Dr. Hanawalt has been a productive researcher in the field of DNA repair since his pioneering discovery of repair replication in E. coli in 1963. In 1982, Dr. Hanawalt and his colleagues reported the first example of intragenomic DNA repair heterogeneity: chemical adducts in alpha DNA in African green monkey kidney cells were not as efficiently repaired as in the genome overall. Dr. Hanawalt and his colleagues then discovered that repair of some types of damage is selective; active genes are preferentially repaired, and in fact a special repair pathway, termed transcription-coupled repair (TCR), operates on the transcribed strands of expressed genes. TCR was documented in mammalian cells, in E. coli, and in yeast chromosomal and plasmid borne genes. The discovery of TCR in Hanawalts laboratory has had profound implications for the fields of mutagenesis, environmental carcinogenesis, aging, and risk assessment.
The prototype recQ gene was discovered in E. coli in Dr. Hanawalt's laboratory, and we now know of five homologues in humans including the genes mutated in the cancer prone hereditary diseases: Blooms syndrome, Werners syndrome, and Rothman Thompson syndrome.

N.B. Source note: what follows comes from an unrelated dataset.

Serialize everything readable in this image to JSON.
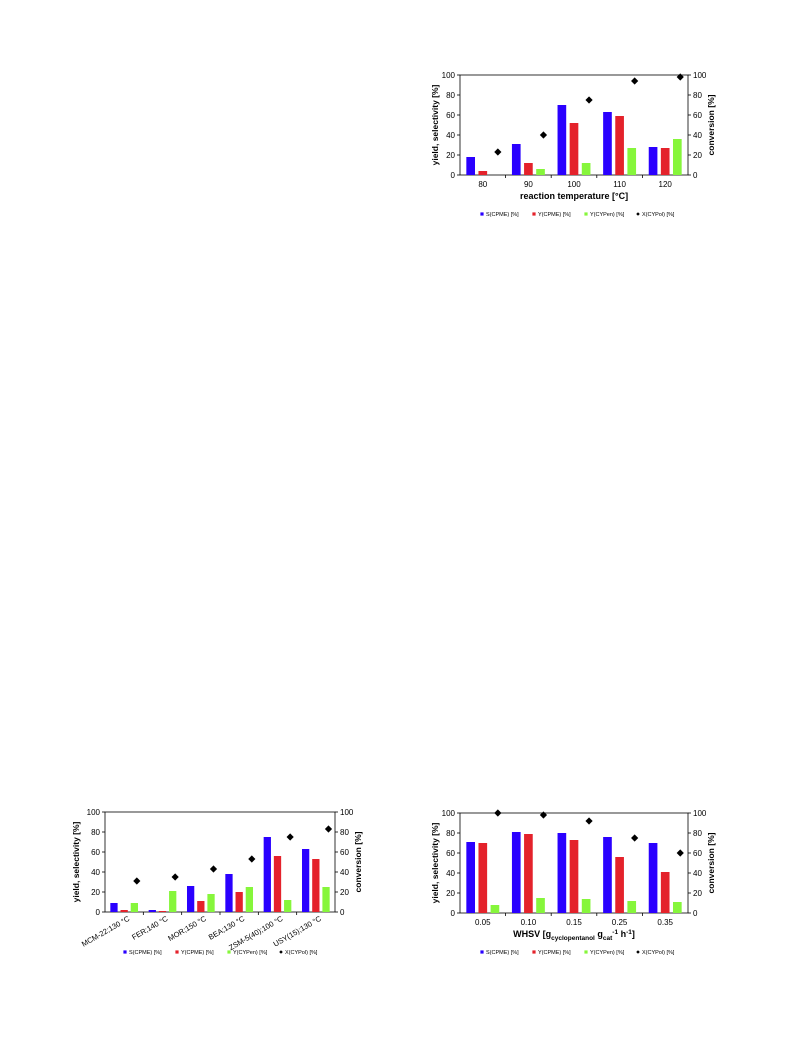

More recent studies have focused upon the regulation of TCR and the global genomic nucleotide excision repair (GGR) pathway. Features of the TCR pathway (defective in Cockayne syndrome) include the possibility of "gratuitous TCR" at transcription pause sites in undamaged DNA. The GGR pathway was shown to be controlled through the SOS stress response in E. coli and through the activated product of the p53 tumor suppressor gene in human cells. These regulatory systems particularly affect the efficiency of repair of the predominant UV-induced photoproduct, the cyclobutane pyrimidine dimer, as well as that of chemical carcinogen DNA adducts, such as benzo(a)pyrene diol-epoxide and benzo(g)chrysene. Rodent cells (typically lacking the p53-controlled GGR pathway) are unable to carry out efficient GGR of some lesions. Therefore, caution should be exercised in the interpretation of results from such systems for risk assessment in genetic toxicology.
Current research is focused upon the effects of DNA lesions and unusual structures on transcription elongation by various RNA polymerases, and on the examination of responses to oxidative injury in cells from patients of the DNA repair deficient disorders xeroderma pigmentosum, Cockayne syndrome and UV-sensitive syndrome.